Evidence That Shocks Destroy Small PAH Molecules in Low-luminosity Active Galactic Nuclei

Abstract

Abstract We combined mapping-mode mid-infrared Spitzer spectra with complementary infrared imaging to perform a spatially resolved study of polycyclic aromatic hydrocarbon (PAH) emission from the central regions of 66 nearby galaxies, roughly evenly divided into star-forming systems and low-luminosity active galactic nuclei (AGNs). In conjunction with similar measurements available for quasars, we aim to understand the physical properties of PAHs across a broad range of black hole accretion power, with the goal of identifying observational diagnostics that can be used to probe the effect of AGNs on the host galaxy. Whereas the PAH emission correlates tightly with far-ultraviolet luminosity in star-forming regions, the spatially resolved regions of AGNs tend to be PAH deficient.

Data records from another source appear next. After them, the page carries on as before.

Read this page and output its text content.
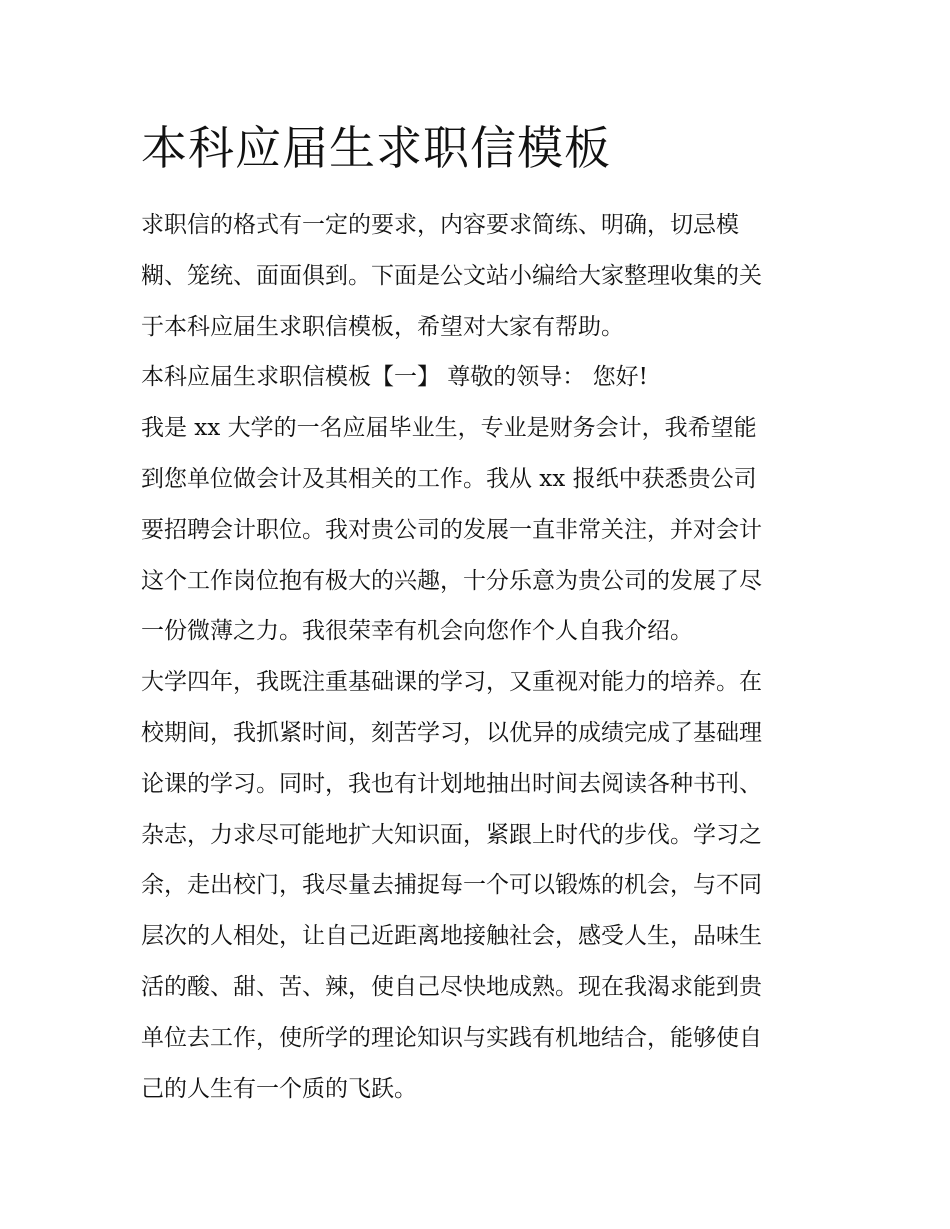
本科应届生求职信模板
求职信的格式有一定的要求，内容要求简练、明确，切忌模
糊、笼统、面面俱到。下面是公文站小编给大家整理收集的关
于本科应届生求职信模板，希望对大家有帮助。
本科应届生求职信模板【一】 尊敬的领导： 您好!
我是 xx 大学的一名应届毕业生，专业是财务会计，我希望能
到您单位做会计及其相关的工作。我从 xx 报纸中获悉贵公司
要招聘会计职位。我对贵公司的发展一直非常关注，并对会计
这个工作岗位抱有极大的兴趣，十分乐意为贵公司的发展了尽
一份微薄之力。我很荣幸有机会向您作个人自我介绍。
大学四年，我既注重基础课的学习，又重视对能力的培养。在
校期间，我抓紧时间，刻苦学习，以优异的成绩完成了基础理
论课的学习。同时，我也有计划地抽出时间去阅读各种书刊、
杂志，力求尽可能地扩大知识面，紧跟上时代的步伐。学习之
余，走出校门，我尽量去捕捉每一个可以锻炼的机会，与不同
层次的人相处，让自己近距离地接触社会，感受人生，品味生
活的酸、甜、苦、辣，使自己尽快地成熟。现在我渴求能到贵
单位去工作，使所学的理论知识与实践有机地结合，能够使自
己的人生有一个质的飞跃。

Moreover, AGN regions exhibit on average smaller PAH 6.2 μm/7.7 μm and larger PAH 11.3 μm/7.7 μm band ratios. Although the current data are highly restrictive, they suggest that these anomalous PAH band ratios cannot be explained by the effects of the AGN radiation field alone. Instead, they hint that small grains may be destroyed by the combined effects of radiative processes and shocks, which are plausibly linked to jets and outflows preferentially associated with highly sub-Eddington, radiatively inefficient AGNs. While quasars also present a PAH deficit and unusual PAH band ratios, their characteristics differ in detail compared to those observed in more weakly accreting AGNs, a possible indicator of fundamental differences in their modes of energy feedback.